Vlado Perkovic is supported by a Senior Research Fellowship from the Australian National Health and Medical Research Council; has served on advisory boards and/or spoken at scientific meetings sponsored by Janssen, Baxter, Abbvie, Astellas, Boehringer Ingelheim, AstraZeneca, Merck, and GlaxoSmithKline; and has a policy of honoraria going to his employer.
Dick de Zeeuw has served as a consultant to AbbVie, Astellas, Chemocentryx, Eli Lilly, Fresenius, Janssen, and Merck Darmstadt; all consultancy honoraria are paid to his institution.
Kenneth W. Mahaffey has provided continuing medical education on behalf of, and/or has served as a consultant to the American College of Cardiology, AstraZeneca, Bayer, Boehringer Ingelheim, Bristol-Myers Squibb, Cubist, Eli Lilly, Elsevier, Forest, GlaxoSmithKline, Johnson & Johnson, Medtronic, Merck, Omthera, Portola Pharma, Spring Publishing, The Medicines Company, and WebMD; and has received research support from Medtronic and St. Jude.
Robert Weiss has received research grants from Johnson & Johnson, Boehringer Ingelheim, Sanofi, Amgen, and Pfizer.
Julio Rosenstock has served on scientific advisory boards and received honoraria or consulting fees from companies involved in the development of SGLT2 inhibitors, including Bristol-Myers Squibb, AstraZeneca, Merck, Janssen, Boehringer Ingelheim, and Lexicon; and has received grants/research support from Pfizer, Merck, Janssen, Bristol-Myers Squibb, AstraZeneca, Boehringer Ingelheim, and Lexicon.

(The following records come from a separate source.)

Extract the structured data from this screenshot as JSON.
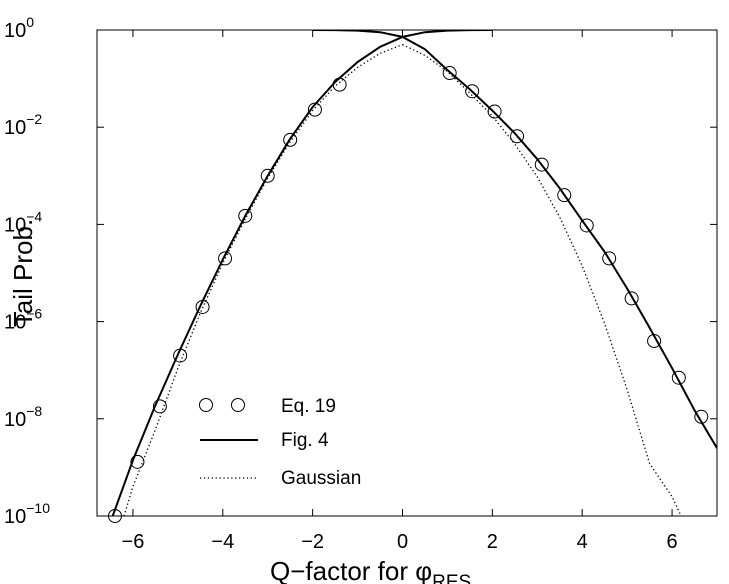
{
  "chart_data": {
    "type": "line",
    "xlabel": "Q−factor for ",
    "xlabel_symbol": "φ",
    "xlabel_subscript": "RES",
    "ylabel": "Tail Prob.",
    "xlim": [
      -6.8,
      7
    ],
    "ylim": [
      1e-10,
      1
    ],
    "yscale": "log",
    "grid": false,
    "legend_position": "lower-left",
    "x_ticks": [
      -6,
      -4,
      -2,
      0,
      2,
      4,
      6
    ],
    "x_tick_labels": [
      "−6",
      "−4",
      "−2",
      "0",
      "2",
      "4",
      "6"
    ],
    "y_ticks": [
      0,
      -2,
      -4,
      -6,
      -8,
      -10
    ],
    "y_tick_bases": [
      "10",
      "10",
      "10",
      "10",
      "10",
      "10"
    ],
    "y_tick_exponents": [
      "0",
      "−2",
      "−4",
      "−6",
      "−8",
      "−10"
    ],
    "series": [
      {
        "name": "Eq. 19",
        "style": "circles",
        "color": "#000000",
        "x": [
          -6.4,
          -5.9,
          -5.4,
          -4.95,
          -4.45,
          -3.95,
          -3.5,
          -3.0,
          -2.5,
          -1.95,
          -1.4,
          1.05,
          1.55,
          2.05,
          2.55,
          3.1,
          3.6,
          4.1,
          4.6,
          5.1,
          5.6,
          6.15,
          6.65
        ],
        "y": [
          1e-10,
          1.3e-09,
          1.8e-08,
          2e-07,
          2e-06,
          2e-05,
          0.00015,
          0.001,
          0.0055,
          0.023,
          0.075,
          0.13,
          0.055,
          0.021,
          0.0065,
          0.0017,
          0.0004,
          9.5e-05,
          2e-05,
          3e-06,
          4e-07,
          7e-08,
          1.1e-08
        ]
      },
      {
        "name": "Fig. 4",
        "style": "solid",
        "color": "#000000",
        "branches": [
          {
            "x": [
              -6.45,
              -6.0,
              -5.5,
              -5.0,
              -4.5,
              -4.0,
              -3.5,
              -3.0,
              -2.5,
              -2.0,
              -1.5,
              -1.0,
              -0.5,
              0.0,
              0.5,
              1.0,
              1.5,
              2.0
            ],
            "y": [
              1e-10,
              1.4e-09,
              1.9e-08,
              2.1e-07,
              2.1e-06,
              1.9e-05,
              0.00015,
              0.001,
              0.0058,
              0.026,
              0.085,
              0.22,
              0.45,
              0.72,
              0.9,
              0.97,
              0.995,
              1.0
            ]
          },
          {
            "x": [
              -2.0,
              -1.5,
              -1.0,
              -0.5,
              0.0,
              0.5,
              1.0,
              1.5,
              2.0,
              2.5,
              3.0,
              3.5,
              4.0,
              4.5,
              5.0,
              5.5,
              6.0,
              6.5,
              7.0
            ],
            "y": [
              1.0,
              0.995,
              0.97,
              0.9,
              0.72,
              0.4,
              0.15,
              0.06,
              0.022,
              0.0075,
              0.0022,
              0.00055,
              0.00012,
              2.7e-05,
              4.8e-06,
              7.5e-07,
              1.1e-07,
              1.5e-08,
              2.5e-09
            ]
          }
        ]
      },
      {
        "name": "Gaussian",
        "style": "dotted",
        "color": "#000000",
        "branches": [
          {
            "x": [
              -6.2,
              -6.0,
              -5.5,
              -5.0,
              -4.5,
              -4.0,
              -3.5,
              -3.0,
              -2.5,
              -2.0,
              -1.5,
              -1.0,
              -0.5,
              0.0
            ],
            "y": [
              1e-10,
              4e-10,
              6e-09,
              1.1e-07,
              1.5e-06,
              1.6e-05,
              0.00013,
              0.0009,
              0.005,
              0.022,
              0.07,
              0.17,
              0.33,
              0.5
            ]
          },
          {
            "x": [
              0.0,
              0.5,
              1.0,
              1.5,
              2.0,
              2.5,
              3.0,
              3.5,
              4.0,
              4.5,
              5.0,
              5.5,
              6.0,
              6.2
            ],
            "y": [
              0.5,
              0.3,
              0.14,
              0.05,
              0.017,
              0.0045,
              0.00095,
              0.00014,
              1.4e-05,
              9e-07,
              4e-08,
              1.2e-09,
              2.5e-10,
              1e-10
            ]
          }
        ]
      }
    ]
  }
}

Bruce Neal is supported by a National Health and Medical Research Council Senior Research Fellowship; holds a research grant for this study from Janssen and for other large-scale cardiovascular outcome trials from Roche, Servier, and Merck Schering Plough; and has received honoraria or travel support for contributions to the continuing medical education programs of Abbott, Novartis, Pfizer, Roche, and Servier.
George Capuano is a full-time employee of Janssen Research & Development, LLC and a shareholder of Johnson & Johnson.
Mehul Desai is a full-time employee of Janssen Research & Development, LLC.
Wayne Shaw is a full-time employee of Janssen Research & Development, LLC.
Frank Vercruysse is a full-time employee of Janssen Research & Development and a shareholder of Johnson & Johnson.
Gary Meininger is a full-time employee of Janssen Research & Development, LLC and a shareholder of Johnson & Johnson.